More employees are quitting and leaving because of the physical and mental toll.

“One of them literally said, ‘I have to get out of here, I am going back home,”‘ said Nixon.

Nixon shared that example of a member of the medical ICU quitting, and Dr. Liz Close, a nurse with the Utah Nurses Association, shared why that probably is.

“They are very disappointed, and they are very tired and I think the hardest thing for nurses in Utah and across the country is we don’t have to be in this situation,” said Close.

Nixon said nurses most likely never recovered from the first surge of patients almost more than a year ago.

Close said that’s another thing driving them out.

“Make no mistake, we have nurses terribly traumatized by the level of death,” said Close.

Utah is about to hit 2,500 deaths from COVID-19 and as local health professionals said the deaths are preventable if you get your COVID-19 vaccine.

Nixon added it’s hard to predict an end in sight to this nursing shortage.

“You want them to take care of themselves,” said Nixon. “You want them to have their needs met.
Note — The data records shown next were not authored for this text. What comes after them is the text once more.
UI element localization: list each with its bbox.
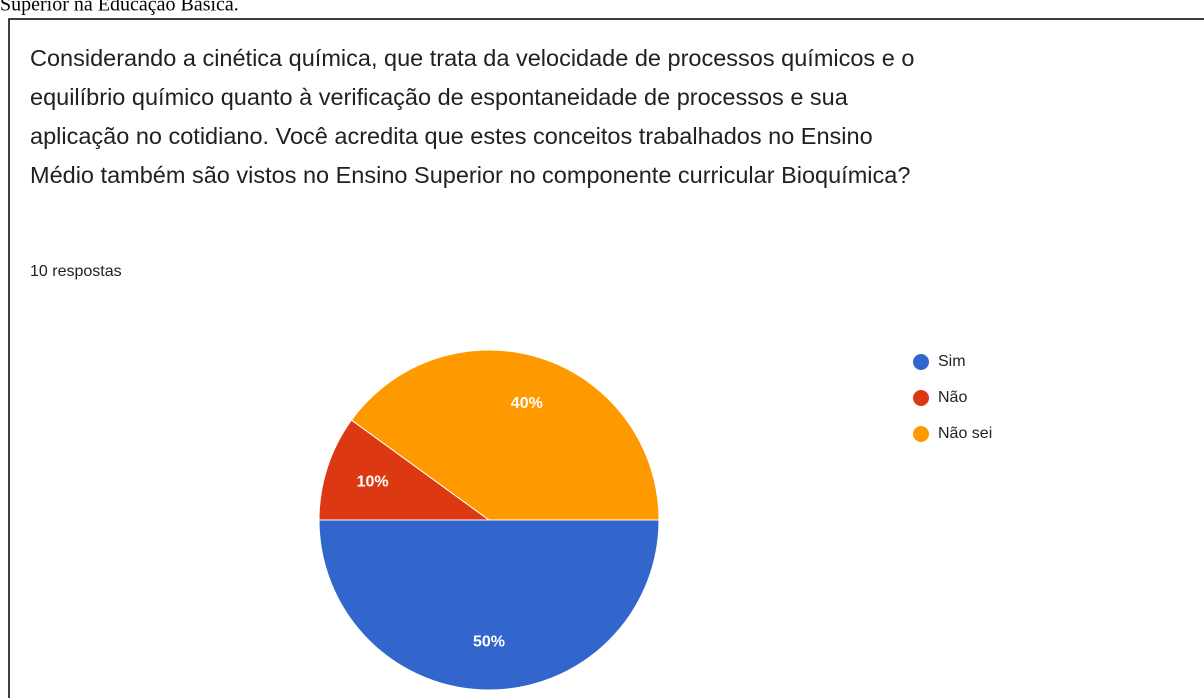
- chart-title: Considerando a cinética química, que tra…: [30, 45, 914, 71]
- value-label: 10%: [357, 473, 389, 490]
- legend-label: Sim: [938, 353, 966, 370]
- chart-title: Médio também são vistos no Ensino Superi…: [30, 162, 910, 188]
- legend-swatch: [913, 390, 929, 406]
- legend-label: Não: [938, 389, 967, 406]
- chart-title: aplicação no cotidiano. Você acredita qu…: [30, 123, 873, 149]
- caption: Superior na Educação Básica.: [0, 0, 239, 16]
- value-label: 40%: [511, 395, 543, 412]
- legend-swatch: [913, 426, 929, 442]
- legend-swatch: [913, 354, 929, 370]
- pie-slice: [318, 419, 491, 521]
- chart-title: equilíbrio químico quanto à verificação …: [30, 84, 849, 110]
- value-label: 50%: [473, 634, 505, 651]
- subtitle: 10 respostas: [30, 263, 122, 280]
- pie-slice: [318, 519, 660, 691]
- legend-label: Não sei: [938, 425, 992, 442]
- pie-slice: [350, 349, 660, 521]
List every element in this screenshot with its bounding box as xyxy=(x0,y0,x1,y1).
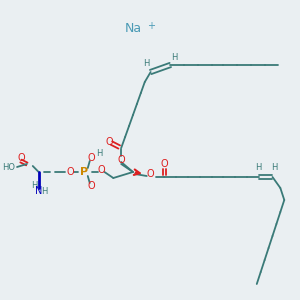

It is heartbreaking, and I wish at the moment and time we could give more to them, but the more staff we lose, the harder it becomes to do more because we are working with even less.” 

Both Nixon and Close said it’s not the bed that saves your life or takes care of you; it’s the nurse and the staff.

Nixon said something is going to have to give in this nursing shortage because there may be a point when a patient may not receive quality care or any care at all.